Triste anniversaire pour le grand marché d’Adawlato. Trois ans que son bâtiment principal a été ravagé par de gigantesques flammes. On a en mémoire la piètre prestation de nos sapeurs « pom-pom ». Ils étaient arrivés en retard, mais avec des matériels qui frisaient le ridicule. L’eau qui sortait de leurs tuyaux atteignait avec difficulté le bâtiment. On eut dit un nourrisson qui fait pipi avec son zizi tout riquiqui.
L’incendie sera maîtrisé vers la mi-journée grâce à l’aide et à la bravoure de leurs confrères venus d’Aflao. Ceux-ci, paraît-il, ont été retenus des heures à la frontière avant qu’on ne les laisse passer. Sur la ferme instruction de qui ? Le saura-t-on un jour? Il n’y a eu aucune perte en vies humaines, mais les dégâts matériels sont importants et se chiffrent en milliards de francs CFA.
Curieusement, après l’incendie aucune pièce de monnaie n’a été retrouvée dans les cendres. Les billets sont « partis en fumée », mais qu’en est-il des pièces ? Elles ont disparu sans laisser de traces. Cet incendie intervenait après celui de Kara. Mohamed « Limonade », celui qu’on dit être le principal accusé dans l’incendie du grand marché de Lomé, est depuis sous les verrous, mais l’enquête n’avance toujours pas. C’est suite à ses déclarations que certains responsables politiques de l’opposition ont été arrêtés et d’autres inculpés. Aujourd’hui, on ne sait plus sur quelle table ou à quel niveau se trouve le dossier des incendies de Lomé et de Kara. C’est comme s’il n’y avait rien eu.

Beaucoup ont l’impression d’avoir raté un épisode du film, mais non. Les pauvres dames pleurent encore leurs « millignons ». On a organisé un téléthon pour les aider, mais comment l’argent a été géré ? Personne ne sait.
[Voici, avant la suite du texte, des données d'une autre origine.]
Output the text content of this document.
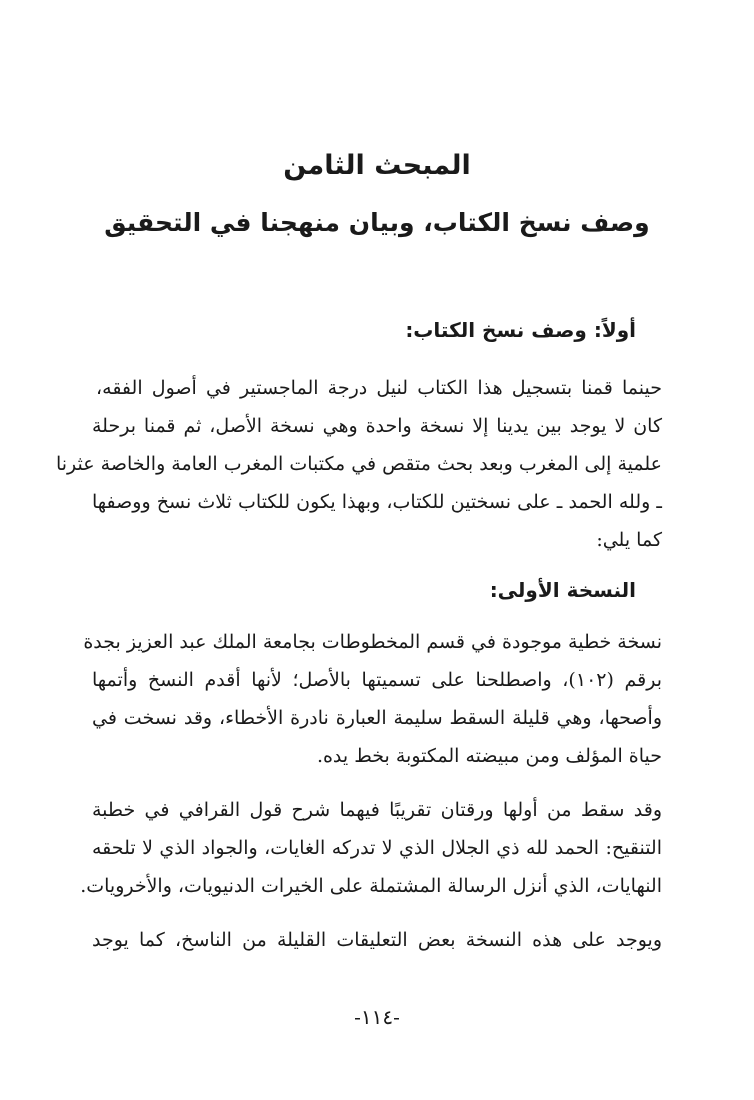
المبحث الثامن
وصف نسخ الكتاب، وبيان منهجنا في التحقيق
أولاً: وصف نسخ الكتاب:
حينما قمنا بتسجيل هذا الكتاب لنيل درجة الماجستير في أصول الفقه،
كان لا يوجد بين يدينا إلا نسخة واحدة وهي نسخة الأصل، ثم قمنا برحلة
علمية إلى المغرب وبعد بحث متقص في مكتبات المغرب العامة والخاصة عثرنا
ـ ولله الحمد ـ على نسختين للكتاب، وبهذا يكون للكتاب ثلاث نسخ ووصفها
كما يلي:
النسخة الأولى:
نسخة خطية موجودة في قسم المخطوطات بجامعة الملك عبد العزيز بجدة
برقم (١٠٢)، واصطلحنا على تسميتها بالأصل؛ لأنها أقدم النسخ وأتمها
وأصحها، وهي قليلة السقط سليمة العبارة نادرة الأخطاء، وقد نسخت في
حياة المؤلف ومن مبيضته المكتوبة بخط يده.
وقد سقط من أولها ورقتان تقريبًا فيهما شرح قول القرافي في خطبة
التنقيح: الحمد لله ذي الجلال الذي لا تدركه الغايات، والجواد الذي لا تلحقه
النهايات، الذي أنزل الرسالة المشتملة على الخيرات الدنيويات، والأخرويات.
ويوجد على هذه النسخة بعض التعليقات القليلة من الناسخ، كما يوجد
-١١٤-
Malgré leur cri de détresse, on semble les avoir oubliées. Une à une, elles passent de vie à trépas sans que personne ne s’inquiète de leur sort. On a garé certaines sur le site d’Agbadahonou où elles passent leur temps à se ronger les ongles. L’endroit est tellement calme qu’on n’a pas besoin de tendre les oreilles pour entendre les bruits des moustiques. Le procès des incendies tarde à se faire. Pour l’heure, la misère est le lot quotidien des femmes qui ont tout perdu dans le sinistre.